Durant tout le conflit il va servir de navire-amiral et de bâtiment-base depuis le port de Rosyth. Il est symboliquement remorqué à Copenhague le 7 juin 1954 pour participer aux festivités de la libération avant de continuer son rôle de bâtiment-base au profit des bâtiments assurant le nettoyage du port de Copenhague. Il est finalement vendu à la démolition en juin 1955 et démantelé.

Sur les trois croiseurs de classe Tordenskjold, seul le Herluf Trolle survit aux combats du 5 au 9 septembre 1948. En effet ses deux sister-ship ont été perdus, le Tordenskjold saute sur une mine…..danoise ayant rompu son amarre le 6 septembre tandis que le Olfert Fisher à été coulé par l’aviation alors qu’il couvrait le 7 septembre 1948 l’évacuation de la famille royale et du gouvernement à bord du Herluf Trolle. Il à encaissé trois bombes de 250kg, dérivant, commençant à s’incliner sur tribord avant d’exploser et de sombrer très rapidement.

Le croiseur léger Herluf Trolle va reprendre la lutte au sein du Danish Naval Group (DNG), une entité type flottille intégrée sous l’autorité de la Royal Navy. Il va opérer en mer du Nord en compagnie notamment des destroyers Zealand et Bornholm pour des opérations d’escorte et de combat.

Il survit au second conflit mondial et rentre triomphalement au Danemark dès la libération du pays. Il est modernisé entre mars et septembre 1955, totalement remis en état et modernisé pour devenir le navire-amiral de la marine danoise. Il est désarmé en juin 1969 et démoli en 1972.

Au cours de la Pax Armada, la marine danoise avait enfin mis en service de véritables destroyers océaniques en l’occurrence quatre unités de classe Island (ou classe Zealand selon les textes), quatre navires de 2000 tonnes armés de quatre canons de 120mm, d’une DCA légère de huit tubes lance-torpilles de 533mm en deux plate-formes quadruples et de grenades ASM. Ces navires sont baptisés Zealand Funen Lolland et Bornholm.

Deux de ces navires sont perdus durant l’opération Weserübung en l’occurrence le Funen qui après avoir bombardé des troupes au sol à la frontière dano-allemande est surpris par des bombardiers en piqué Junkers Ju-87 Stuka.
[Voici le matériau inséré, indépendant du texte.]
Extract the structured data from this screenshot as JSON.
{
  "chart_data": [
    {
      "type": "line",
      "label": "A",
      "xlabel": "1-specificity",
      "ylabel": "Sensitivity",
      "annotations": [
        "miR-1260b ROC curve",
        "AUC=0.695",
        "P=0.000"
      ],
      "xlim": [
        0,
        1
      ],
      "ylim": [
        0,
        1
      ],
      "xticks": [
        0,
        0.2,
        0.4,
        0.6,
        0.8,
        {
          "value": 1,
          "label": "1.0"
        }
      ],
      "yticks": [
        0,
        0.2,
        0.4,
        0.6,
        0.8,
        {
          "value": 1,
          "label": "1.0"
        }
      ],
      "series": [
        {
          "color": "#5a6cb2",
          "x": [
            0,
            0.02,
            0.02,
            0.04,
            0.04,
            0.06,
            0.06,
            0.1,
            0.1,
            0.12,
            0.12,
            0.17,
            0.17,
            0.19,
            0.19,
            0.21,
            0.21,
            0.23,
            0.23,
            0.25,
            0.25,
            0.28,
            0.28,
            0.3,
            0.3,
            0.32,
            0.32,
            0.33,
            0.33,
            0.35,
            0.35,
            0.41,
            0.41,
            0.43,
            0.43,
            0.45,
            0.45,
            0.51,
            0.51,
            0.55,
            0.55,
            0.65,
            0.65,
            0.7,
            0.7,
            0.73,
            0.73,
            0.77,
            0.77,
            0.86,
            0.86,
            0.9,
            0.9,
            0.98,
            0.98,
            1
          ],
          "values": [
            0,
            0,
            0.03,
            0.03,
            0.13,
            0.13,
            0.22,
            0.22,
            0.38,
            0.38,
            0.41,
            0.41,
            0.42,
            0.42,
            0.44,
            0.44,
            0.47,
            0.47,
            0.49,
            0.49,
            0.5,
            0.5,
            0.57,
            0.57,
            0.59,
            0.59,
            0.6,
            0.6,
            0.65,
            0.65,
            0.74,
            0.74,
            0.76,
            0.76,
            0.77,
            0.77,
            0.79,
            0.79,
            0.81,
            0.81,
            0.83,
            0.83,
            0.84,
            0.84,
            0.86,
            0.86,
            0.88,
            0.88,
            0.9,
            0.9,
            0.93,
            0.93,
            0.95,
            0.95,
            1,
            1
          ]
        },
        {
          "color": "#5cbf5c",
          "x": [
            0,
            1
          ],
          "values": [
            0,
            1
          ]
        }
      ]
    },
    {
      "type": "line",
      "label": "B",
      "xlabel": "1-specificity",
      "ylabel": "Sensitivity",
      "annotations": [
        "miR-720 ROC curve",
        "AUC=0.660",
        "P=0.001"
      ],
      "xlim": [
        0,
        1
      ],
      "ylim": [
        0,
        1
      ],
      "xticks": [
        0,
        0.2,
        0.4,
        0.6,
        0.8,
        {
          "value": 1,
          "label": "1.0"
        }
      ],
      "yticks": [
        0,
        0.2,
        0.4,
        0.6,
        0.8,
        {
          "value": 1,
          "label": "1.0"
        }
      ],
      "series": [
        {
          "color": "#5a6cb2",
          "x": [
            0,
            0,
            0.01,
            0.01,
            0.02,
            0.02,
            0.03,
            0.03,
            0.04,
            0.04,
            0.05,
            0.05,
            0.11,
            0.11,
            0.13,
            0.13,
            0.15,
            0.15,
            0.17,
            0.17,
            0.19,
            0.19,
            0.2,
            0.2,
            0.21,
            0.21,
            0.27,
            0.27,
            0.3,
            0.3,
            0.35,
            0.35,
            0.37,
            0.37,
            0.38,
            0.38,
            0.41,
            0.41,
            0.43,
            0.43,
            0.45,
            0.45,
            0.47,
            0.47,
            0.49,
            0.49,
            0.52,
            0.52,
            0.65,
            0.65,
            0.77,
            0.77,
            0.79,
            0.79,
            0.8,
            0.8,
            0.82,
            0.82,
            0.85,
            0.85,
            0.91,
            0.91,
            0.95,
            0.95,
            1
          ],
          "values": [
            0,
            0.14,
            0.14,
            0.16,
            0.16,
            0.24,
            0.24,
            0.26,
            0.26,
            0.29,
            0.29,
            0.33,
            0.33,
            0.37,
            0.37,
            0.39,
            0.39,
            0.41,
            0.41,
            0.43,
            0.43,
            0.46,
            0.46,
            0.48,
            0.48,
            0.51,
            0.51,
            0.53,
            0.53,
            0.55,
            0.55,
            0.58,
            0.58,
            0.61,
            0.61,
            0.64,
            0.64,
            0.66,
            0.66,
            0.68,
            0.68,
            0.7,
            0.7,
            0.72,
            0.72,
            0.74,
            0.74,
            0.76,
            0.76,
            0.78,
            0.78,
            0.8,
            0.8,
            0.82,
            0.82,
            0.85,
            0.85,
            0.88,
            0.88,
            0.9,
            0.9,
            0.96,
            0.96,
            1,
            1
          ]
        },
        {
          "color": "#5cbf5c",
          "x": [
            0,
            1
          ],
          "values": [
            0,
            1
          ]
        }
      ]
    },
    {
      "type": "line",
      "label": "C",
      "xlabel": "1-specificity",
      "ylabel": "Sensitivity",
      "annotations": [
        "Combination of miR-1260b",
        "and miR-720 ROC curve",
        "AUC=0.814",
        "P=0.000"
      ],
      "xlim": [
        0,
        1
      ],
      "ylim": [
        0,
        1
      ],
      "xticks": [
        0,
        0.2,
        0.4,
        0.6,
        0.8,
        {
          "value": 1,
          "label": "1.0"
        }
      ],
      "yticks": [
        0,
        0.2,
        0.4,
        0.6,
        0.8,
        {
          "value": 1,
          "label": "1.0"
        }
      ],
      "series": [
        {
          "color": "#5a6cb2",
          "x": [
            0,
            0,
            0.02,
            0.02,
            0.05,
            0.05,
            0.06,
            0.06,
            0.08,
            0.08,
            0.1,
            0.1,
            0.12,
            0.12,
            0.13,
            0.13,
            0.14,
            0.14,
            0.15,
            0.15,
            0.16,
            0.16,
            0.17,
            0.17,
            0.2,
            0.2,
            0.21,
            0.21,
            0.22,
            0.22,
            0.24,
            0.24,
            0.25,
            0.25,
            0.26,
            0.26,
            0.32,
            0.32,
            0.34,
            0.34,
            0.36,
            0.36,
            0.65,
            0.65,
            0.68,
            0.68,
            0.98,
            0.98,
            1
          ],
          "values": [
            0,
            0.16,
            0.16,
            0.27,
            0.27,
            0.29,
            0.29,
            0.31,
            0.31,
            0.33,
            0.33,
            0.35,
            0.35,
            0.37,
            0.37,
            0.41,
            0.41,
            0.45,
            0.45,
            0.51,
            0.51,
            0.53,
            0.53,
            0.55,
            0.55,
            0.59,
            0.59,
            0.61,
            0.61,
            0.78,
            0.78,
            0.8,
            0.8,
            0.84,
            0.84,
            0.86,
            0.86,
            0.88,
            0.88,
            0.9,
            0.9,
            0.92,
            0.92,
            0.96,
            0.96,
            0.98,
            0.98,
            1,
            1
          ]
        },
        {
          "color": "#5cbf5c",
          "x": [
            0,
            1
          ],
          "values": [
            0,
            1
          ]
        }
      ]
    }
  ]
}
Une bombe de 500kg explose au milieu du navire le coupant en deux, l’avant coulant immédiatement alors que l’arrière mettra plus de temps à couler.

Son sister-ship Lolland est lui victime le 7 septembre 1948 d’un sous-marin allemand alors qu’il accompagnait le Herluff Trolle en direction de la Grande-Bretagne.

Le navire coule rapidement et au grand désarroi et à la grande culpabilité du croiseur, ce dernier ne peut s’arrêter ni même ralentir pour larguer des radeaux. Quelques marins vont pourtant survivre et rallier sur un radeau de fortune la Grande-Bretagne ! Ces six hommes vont immédiatement devenir des célébrités et seront décorés par le roi Frédéric IX.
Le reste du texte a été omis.